One of the tools that I have been inspired by in working with students is the unplanned, spontaneous vocal utterance. I’ve written on spontaneity before, so imagine my excitement when I found a quote on how Manuel Garcia, Sr., used JUST such a pedagogy in working with his singers.
By working in this way, Garcia allowed the student complete freedom of musical expression through the act of vocalization. It also suggests a lack of rigidity or methodology of approach. Once again, the idea of following Nature. He apparently did not bend the voice to his pre-formulated will, but allowed it to be CULTIVATED over time.

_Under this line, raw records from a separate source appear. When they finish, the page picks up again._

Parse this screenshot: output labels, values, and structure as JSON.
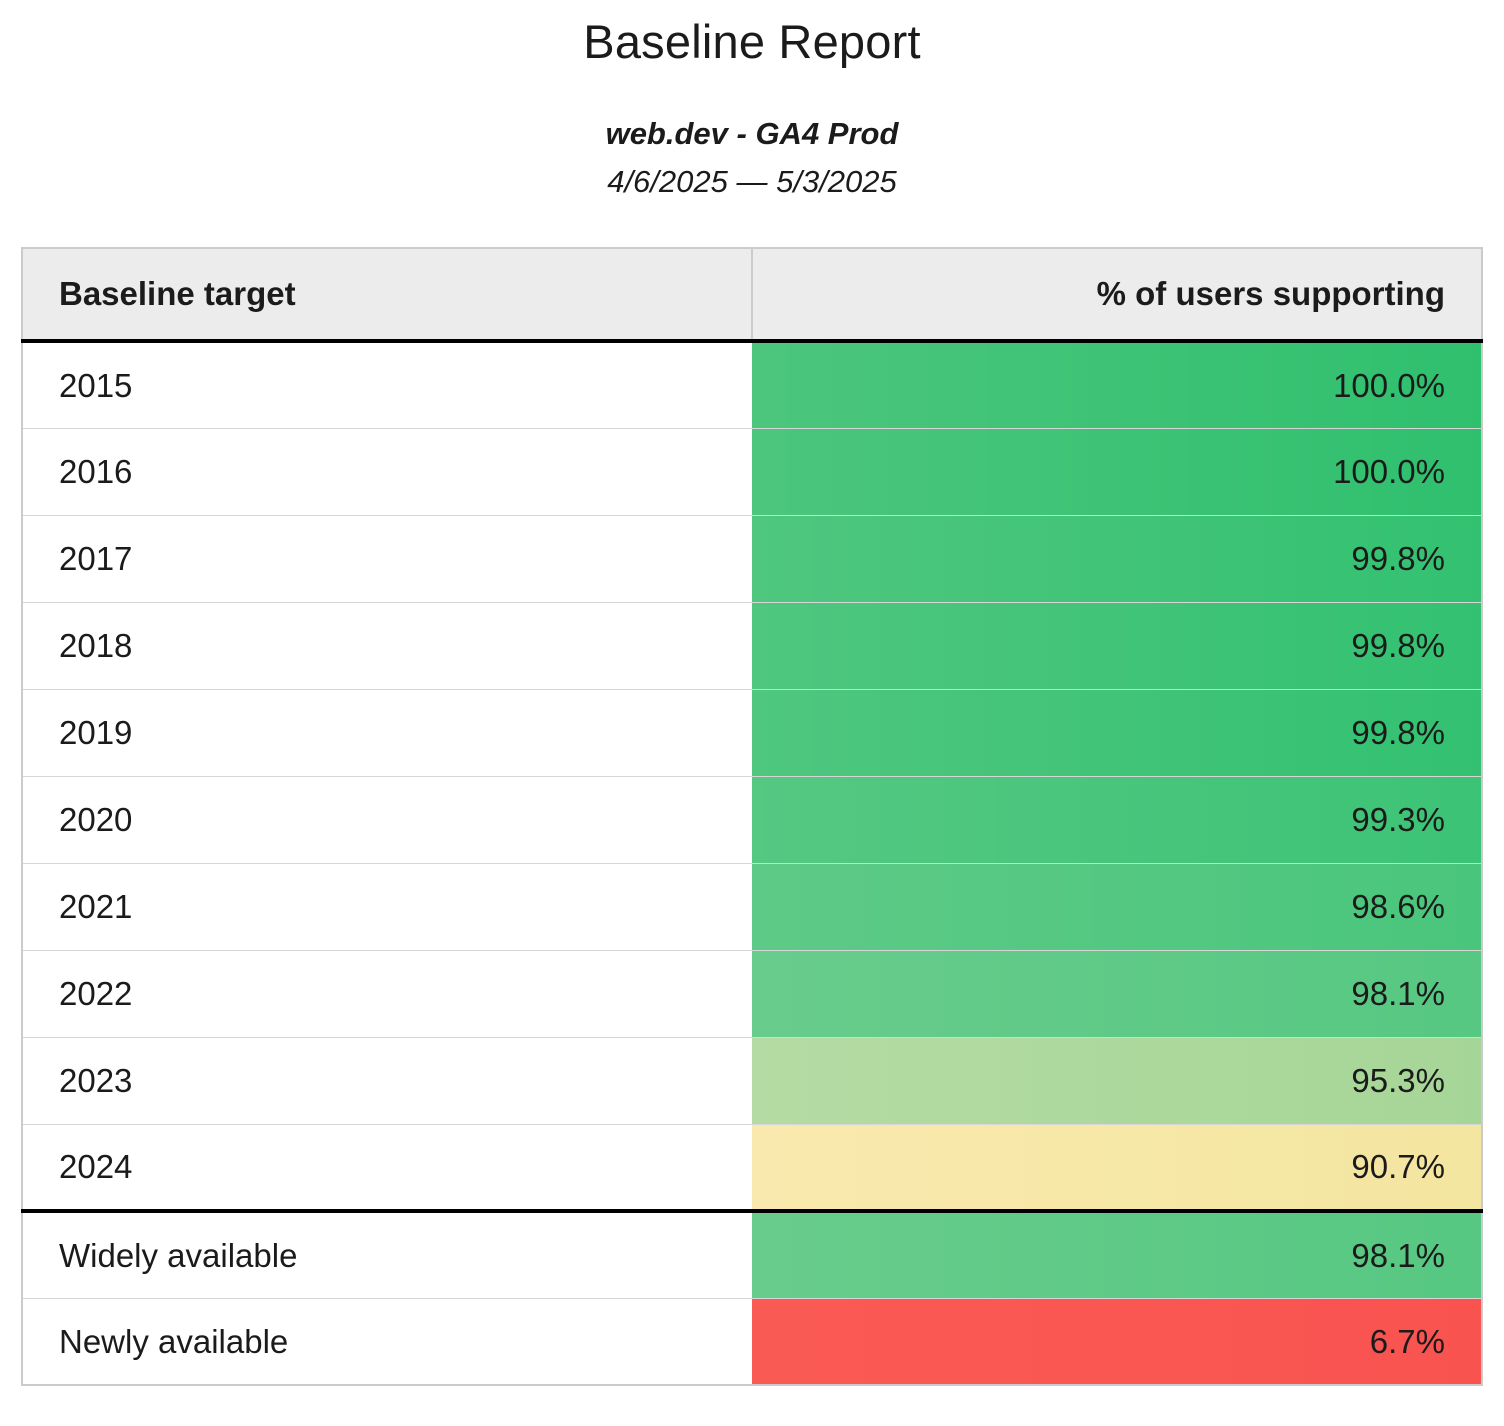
{
  "report": {
    "title": "Baseline Report",
    "subtitle": "web.dev - GA4 Prod",
    "date_range": "4/6/2025 — 5/3/2025"
  },
  "table": {
    "columns": [
      {
        "label": "Baseline target"
      },
      {
        "label": "% of users supporting"
      }
    ],
    "rows": [
      {
        "label": "2015",
        "value": "100.0%",
        "cell_gradient": [
          "#4cc67d",
          "#2fc06e"
        ],
        "thick_border_above": false
      },
      {
        "label": "2016",
        "value": "100.0%",
        "cell_gradient": [
          "#4cc67d",
          "#2fc06e"
        ],
        "thick_border_above": false
      },
      {
        "label": "2017",
        "value": "99.8%",
        "cell_gradient": [
          "#4fc77f",
          "#33c171"
        ],
        "thick_border_above": false
      },
      {
        "label": "2018",
        "value": "99.8%",
        "cell_gradient": [
          "#4fc77f",
          "#33c171"
        ],
        "thick_border_above": false
      },
      {
        "label": "2019",
        "value": "99.8%",
        "cell_gradient": [
          "#4fc77f",
          "#33c171"
        ],
        "thick_border_above": false
      },
      {
        "label": "2020",
        "value": "99.3%",
        "cell_gradient": [
          "#55c882",
          "#3cc376"
        ],
        "thick_border_above": false
      },
      {
        "label": "2021",
        "value": "98.6%",
        "cell_gradient": [
          "#5eca87",
          "#4ac67c"
        ],
        "thick_border_above": false
      },
      {
        "label": "2022",
        "value": "98.1%",
        "cell_gradient": [
          "#68cc8c",
          "#56c882"
        ],
        "thick_border_above": false
      },
      {
        "label": "2023",
        "value": "95.3%",
        "cell_gradient": [
          "#b4dba3",
          "#a6d697"
        ],
        "thick_border_above": false
      },
      {
        "label": "2024",
        "value": "90.7%",
        "cell_gradient": [
          "#fae9ae",
          "#f3e6a0"
        ],
        "thick_border_above": false
      },
      {
        "label": "Widely available",
        "value": "98.1%",
        "cell_gradient": [
          "#68cc8c",
          "#56c882"
        ],
        "thick_border_above": true
      },
      {
        "label": "Newly available",
        "value": "6.7%",
        "cell_gradient": [
          "#fa5a54",
          "#f95350"
        ],
        "thick_border_above": false
      }
    ]
  },
  "colors": {
    "header_bg": "#ececec",
    "light_border": "#cbcbcb",
    "row_separator": "#d6d6d6",
    "thick_border": "#000000",
    "green_high": "#2fc06e",
    "green_mid": "#56c882",
    "green_light": "#a6d697",
    "yellow": "#f3e6a0",
    "red": "#f95350",
    "text": "#1b1b1b"
  },
  "chart_data": {
    "type": "table",
    "title": "Baseline Report",
    "subtitle": "web.dev - GA4 Prod",
    "date_range": "4/6/2025 — 5/3/2025",
    "columns": [
      "Baseline target",
      "% of users supporting"
    ],
    "rows": [
      [
        "2015",
        100.0
      ],
      [
        "2016",
        100.0
      ],
      [
        "2017",
        99.8
      ],
      [
        "2018",
        99.8
      ],
      [
        "2019",
        99.8
      ],
      [
        "2020",
        99.3
      ],
      [
        "2021",
        98.6
      ],
      [
        "2022",
        98.1
      ],
      [
        "2023",
        95.3
      ],
      [
        "2024",
        90.7
      ],
      [
        "Widely available",
        98.1
      ],
      [
        "Newly available",
        6.7
      ]
    ],
    "value_unit": "%",
    "color_scale": "conditional formatting red→yellow→green applied to the % of users supporting column",
    "notes": "Thick black rule separates the 2015–2024 yearly targets from the Widely/Newly available summary rows"
  }
}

What interesting results might this approach yield for us now in the teaching studio? Let’s try it and see what happens! Feel free to leave your observations in the comments section below.
In proportion as the voice of the pupil improved, it was Garcia’s custom to prescribe exercises more and more difficult until every obstacle was surmounted; but he rarely noted down a set of passages for his pupils. His method was to strike a chord on the piano, and to say to them, “Now sing any passage you please”; and he would make them execute a passage in this way ten or twenty times in succession.
The result was, that the pupil sang precisely that which was suited to his voice, and suggested by his taste. Solfeggi exercises, performed in this way, presented a character of individuality, being suggested by the feeling of the moment. Another advantage to this mode of practice was, that the pupil gained a perfect mastery over his voice by dint of exercising his own inspirations, and that he was at liberty to follow the dictates of his own taste without fear or hesitation.
Merlin, Countess de. Memoirs of Madame Malibran. London: Henry Colburn, 1840.